What the heck am I doing here?
Thinking two objects cannot occupy the same space at the same time, I raised my eyebrows at the car attendant gesturing animatedly, ushering me into the cave-dark of the canopied truck. I confusedly crawled in on all-fours. Sitting: knees nearly to chest, splay-legged, passenger in front wedged between, pinioned by tight skirt, puzzle-piece tucked into the woman behind me, left sandal lodged between dried fish and yucca root in a bowl of lunch ingredients. The truck runs over a pot-hole in the packed-earth road, jilting my head into the hard canopy above.
What the heck am I doing here?
Having spent the majority of the day in Potou, a village that neighbors my own Leona, at my host mother’s fabric stand, I’d left early to help at home with preparations for the upcoming holiday, Tabaski. This meant braving the car-rapide process solo.
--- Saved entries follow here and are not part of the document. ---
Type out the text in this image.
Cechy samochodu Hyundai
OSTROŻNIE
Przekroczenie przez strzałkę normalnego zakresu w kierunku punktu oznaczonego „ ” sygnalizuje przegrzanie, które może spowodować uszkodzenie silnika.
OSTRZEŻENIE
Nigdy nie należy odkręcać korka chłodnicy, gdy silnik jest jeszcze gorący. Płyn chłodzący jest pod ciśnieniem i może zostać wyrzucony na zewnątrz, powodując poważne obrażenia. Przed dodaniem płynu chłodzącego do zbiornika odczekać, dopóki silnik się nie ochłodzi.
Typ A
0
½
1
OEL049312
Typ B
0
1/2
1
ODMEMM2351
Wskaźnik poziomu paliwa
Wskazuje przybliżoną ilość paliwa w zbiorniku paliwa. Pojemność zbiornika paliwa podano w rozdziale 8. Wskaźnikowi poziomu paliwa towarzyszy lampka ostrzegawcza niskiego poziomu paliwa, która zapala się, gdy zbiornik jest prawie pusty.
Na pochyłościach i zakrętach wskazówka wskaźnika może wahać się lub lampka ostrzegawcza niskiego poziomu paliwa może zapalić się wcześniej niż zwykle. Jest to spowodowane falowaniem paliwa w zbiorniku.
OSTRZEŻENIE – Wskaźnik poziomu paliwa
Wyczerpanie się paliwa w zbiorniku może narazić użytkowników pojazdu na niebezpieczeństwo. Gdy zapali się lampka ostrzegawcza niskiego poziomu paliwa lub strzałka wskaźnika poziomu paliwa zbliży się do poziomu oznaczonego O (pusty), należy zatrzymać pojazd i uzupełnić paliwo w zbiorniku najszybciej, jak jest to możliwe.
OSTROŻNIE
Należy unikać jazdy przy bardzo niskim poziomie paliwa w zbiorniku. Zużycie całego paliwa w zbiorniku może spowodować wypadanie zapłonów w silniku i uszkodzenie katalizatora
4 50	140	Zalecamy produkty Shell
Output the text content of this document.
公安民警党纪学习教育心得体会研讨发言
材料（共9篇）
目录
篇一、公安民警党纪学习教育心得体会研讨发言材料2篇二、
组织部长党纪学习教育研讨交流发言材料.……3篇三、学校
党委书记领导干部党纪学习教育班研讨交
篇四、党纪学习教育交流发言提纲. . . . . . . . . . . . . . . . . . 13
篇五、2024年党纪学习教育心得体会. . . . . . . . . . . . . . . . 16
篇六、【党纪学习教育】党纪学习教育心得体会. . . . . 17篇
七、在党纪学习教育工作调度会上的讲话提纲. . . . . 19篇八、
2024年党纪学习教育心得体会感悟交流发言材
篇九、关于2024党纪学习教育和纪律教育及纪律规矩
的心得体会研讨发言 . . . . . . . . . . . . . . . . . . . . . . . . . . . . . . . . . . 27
Now, near-levitating on my left butt cheek, having given up retrieving my sandal, I focused my eyes forward, out the rear of the truck, on the skywhite peeping in between the lanky bodies of three men standing on the bumper.
This truck ride—the brain confusion, bright newness of sensation, complete inability to move, feeling that I’m doing everything wrong—it’s not much different than the process of getting settled in Leona.
With my host family, I rarely know my place. Some days, I’m expected to iron patterns at my cousin’s tailor shop, while other days, I peel and cut vegetables for añ (lunch), or go to the peanut fields on a donkey-drawn cart. The only phrase I’ve managed to perfect in Wolof (my family members’ primary language) is “Waxatal, ndank?” Repeat that, slower? I’m in the observation stage of my apprenticeship, attending seminars and activities in each of the Millenium Village sectors. Beyond my morning chore of sweeping the compound and eating breakfast with my family, I can expect little routine in my day; it might be spent on a woven mat in our courtyard, hulling kilos of bissap, or it might be spent in the sterility of a health post, watching newly trained nurses practice CPR on an infant mannequin.
What the heck am I doing here?
The woman behind me flops her hands over my shoulders, trying to readjust. “Nanga def?” She asks. How are you?
I’m good, I say, not because I’m doing well, per say, but because that’s the only response I know in Wolof.
Where do you come from? (This is a tough question, because of Wolof’s ambiguity.) I take a stab at responding anyhow.
“Just now, I was in Potou, with my mom at her fabric shop, but I’m living in Leona. I am originally from the United States.”
I can hear the surprise in her voice: “Toubab bi deggna Wolof!” She understands Wolof!
“Tutti rekk,” I say. Only a little. But I smile to myself and relax a little, easing into the arms of the woman behind me, feeling my un-sandled foot jiggling in mid-air.
Maybe I’m not doing so horribly after all. It’s tough to tell, because my progress isn’t tangible; I don’t know exactly why the heck I’m here. Looking out the truck’s rear, seeing the road slip rapidly by, I realize it’s the same with my apprenticeship, the language, my family: Eventually I’ll be able to see how my journey has changed me, but for now I’m just along for the ride.